Design Systems: Your Secret Weapon for Accessibility at Scale

Accessibility feels overwhelming when every component, every page, every feature needs individual attention. There's a better way.
Design systems let you bake accessibility into reusable components once, then use them everywhere. Fix an issue in the button component, and every button across your product gets better. Update focus styles in your system, and they propagate to hundreds of interfaces.
This is how organisations scale accessibility without scaling effort. Let's look at how to build it right.
Start with accessible foundations
Your design system is only as accessible as its base components. Get the fundamentals right from the beginning, or you'll be fixing the same issues across dozens of implementations.
Build your colour palette with contrast in mind. Every text and background combination should meet WCAG standards. Document which combinations work together and why. Make it impossible to accidentally create low contrast pairings.
Define focus states once. Make them prominent, consistent, and work across all components. Your developers shouldn't need to think about focus indicators. They should just work.
Component-level accessibility
Each component should handle its own accessibility requirements. A button component manages keyboard interaction and ARIA attributes. A modal component implements focus trapping. A form component handles error announcements.
Document the accessibility features built into each component. Developers using your system need to know what's handled automatically and what requires their attention. Make it clear, make it visible, make it hard to miss.
When you discover an accessibility issue in a component, you fix it once and the fix propagates everywhere that component is used. This is the real power of design systems.
Testing at the system level
Every component in your design system should have accessibility tests. Automated tests catch regressions. Manual tests verify the experience actually works for users.
Test keyboard navigation. Test screen reader behaviour. Test with different zoom levels. Test in high contrast mode. Build these tests into your component development workflow, not as an afterthought.
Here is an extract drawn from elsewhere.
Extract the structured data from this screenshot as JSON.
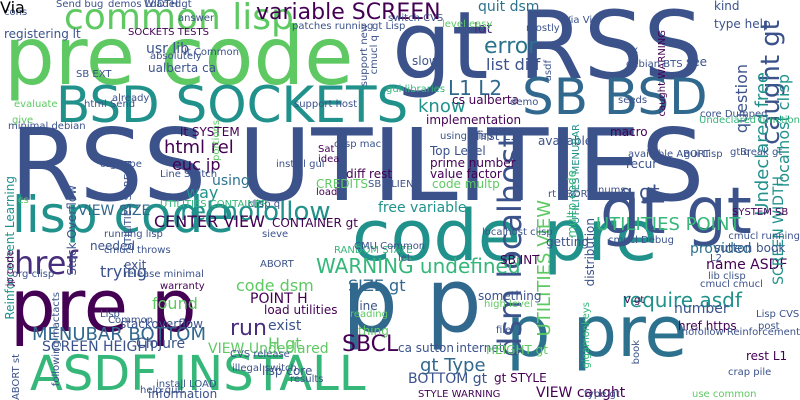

Document test results alongside components. When developers pick a component from your system, they should know exactly how it behaves for all users, including those using assistive technologies.
Governance and evolution
Design systems aren't static. They evolve as your product grows and accessibility standards improve. Someone needs to own that evolution.
Establish clear governance around accessibility updates. When WCAG releases new guidelines, who evaluates their impact on your system? When a component accessibility issue is discovered, who prioritises the fix?
Make accessibility a required checklist item for any new component or significant update. Don't let inaccessible patterns enter your system in the first place.
Documentation that actually helps
Your design system documentation should include specific accessibility guidance. Not generic statements about following WCAG, but concrete examples of how to use components accessibly.
Show good and bad examples. Explain why certain patterns work and others don't. Include code snippets demonstrating proper implementation. Make it easier to do the right thing than to get it wrong.
Document keyboard shortcuts, ARIA usage, and expected screen reader behaviour for complex components. Your developers shouldn't need to reverse engineer how accessibility works.
The compound effect
Design systems create a compound effect for accessibility. Every improvement you make gets multiplied across every implementation. The effort you invest upfront pays dividends across your entire product portfolio.
Compare this to the alternative: every team implementing their own components, making their own accessibility decisions, fixing their own issues. The duplication is massive. The inconsistency is confusing. The maintenance burden never ends.
A well built design system doesn't just make accessibility easier. It makes it sustainable. That's how you build inclusive products at scale without burning out your team.